I have heard the saying, “Were you raised in a barn?”, after someone has left the door open behind them. It felt appropriate to reference the barn door when talking about leaving the door open to certain people in our lives.
Why do you keep that person around? You broke up (your marriage, your friendship, relationship, etc.) but you never broke away from them, they have taken permanent residence in your life and for one reason or the other you can’t show them the door. Your codependency runs in deep waters, but how can you move on when you won’t live on?
Bad habits die hard, trust me I went to Catholic school. We may not even notice that we pull certain people and certain events into our lives. Some of us have needy friends, we get pulled into their drama and find ourselves saving them. You are tired – to the point where you feel like you are parenting not supporting your friend. We fall into certain patterns with friends, they serve their purpose in your life and you serve in theirs. But what is that purpose? Are you their entertainment? Are you the receiving end of the 4:00am hysterical phone call? Are you there to the rescue but not for anything else? It is okay to be a supportive friend but not at the cost of your personal needs. What about past relationships? Are you still resentful with them, that they didn’t appreciate the offer of love that you had? Holding on to the grudge that has has developed from hurt feelings of a love that wasn’t corresponded to can only bring bitterness and misery into your heart. Close the door on those that were not smart enough to realize how amazing you are.
You have to make a very hard decision in that you have to close the door on those that are in your life for all the wrong reasons. In that you have created a codependent relationship with disaster – it needs you to solve it’s destruction and you need to be the hero. It is a spiral that eventually is going to destroy your both and once it does you will realize that you weren’t friends at all, you were in it for all the wrong reasons. You sought each other out, them because they saw something in you that they want to be and you because they give you a sense of purpose. Sounds like a complimentary arrangement, until things become unbalanced and the relationship turns toxic. The second one person takes more then they give, this is no longer a fair exchange – it is robbery. Regardless of what end of the arrangement you are on, have the conscious to call yourself out on how you have contributed to the situation and pull yourself out.

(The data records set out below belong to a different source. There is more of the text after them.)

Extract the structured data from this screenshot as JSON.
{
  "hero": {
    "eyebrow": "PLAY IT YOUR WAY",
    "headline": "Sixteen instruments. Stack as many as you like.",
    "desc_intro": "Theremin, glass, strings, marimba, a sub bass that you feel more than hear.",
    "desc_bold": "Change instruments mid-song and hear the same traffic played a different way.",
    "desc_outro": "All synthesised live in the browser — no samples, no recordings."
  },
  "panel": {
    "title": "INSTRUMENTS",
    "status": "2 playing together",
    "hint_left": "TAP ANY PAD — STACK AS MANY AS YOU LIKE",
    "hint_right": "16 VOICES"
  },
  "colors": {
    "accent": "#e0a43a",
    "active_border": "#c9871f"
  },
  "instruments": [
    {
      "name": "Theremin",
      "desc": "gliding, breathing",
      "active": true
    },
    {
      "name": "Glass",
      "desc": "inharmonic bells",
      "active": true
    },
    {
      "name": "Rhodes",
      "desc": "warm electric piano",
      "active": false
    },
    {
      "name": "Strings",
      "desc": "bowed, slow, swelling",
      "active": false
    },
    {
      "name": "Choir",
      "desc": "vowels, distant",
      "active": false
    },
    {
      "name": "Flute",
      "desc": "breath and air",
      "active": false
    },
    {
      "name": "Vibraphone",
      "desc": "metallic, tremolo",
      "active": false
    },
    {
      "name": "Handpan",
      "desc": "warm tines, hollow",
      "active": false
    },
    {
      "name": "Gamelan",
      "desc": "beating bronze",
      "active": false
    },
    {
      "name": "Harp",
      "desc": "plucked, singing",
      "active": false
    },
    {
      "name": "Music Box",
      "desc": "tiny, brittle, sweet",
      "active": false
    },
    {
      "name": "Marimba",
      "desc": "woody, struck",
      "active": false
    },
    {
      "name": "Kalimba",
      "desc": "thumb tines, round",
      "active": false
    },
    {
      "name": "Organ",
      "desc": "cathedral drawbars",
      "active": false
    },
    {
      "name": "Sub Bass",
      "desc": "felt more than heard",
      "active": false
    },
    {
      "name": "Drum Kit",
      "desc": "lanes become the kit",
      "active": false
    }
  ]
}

Love yourself enough to be honest with yourself about your role in this matter and know enough to step away. I want you to look at the way you treat yourself as an unconditional relationship, where you would do anything to save yourself from any peril. Where you would put your hands against the knives that come against you, just like you would for the ones you love. Be honestly insightful when examining how you got here and how you can avoid getting there again. As humans we find comfort in patterns and schedules, hence we often fall into roles that we are used to. Understandable because it happens to all of us, but when that role does not propel us forward or when that role puts us in a place of being taken advantage of – it is time to change our role in the equation.
And let me remind you that you are allowed to make mistakes, just make sure you learn from them. Close the door and others will open. Big hug!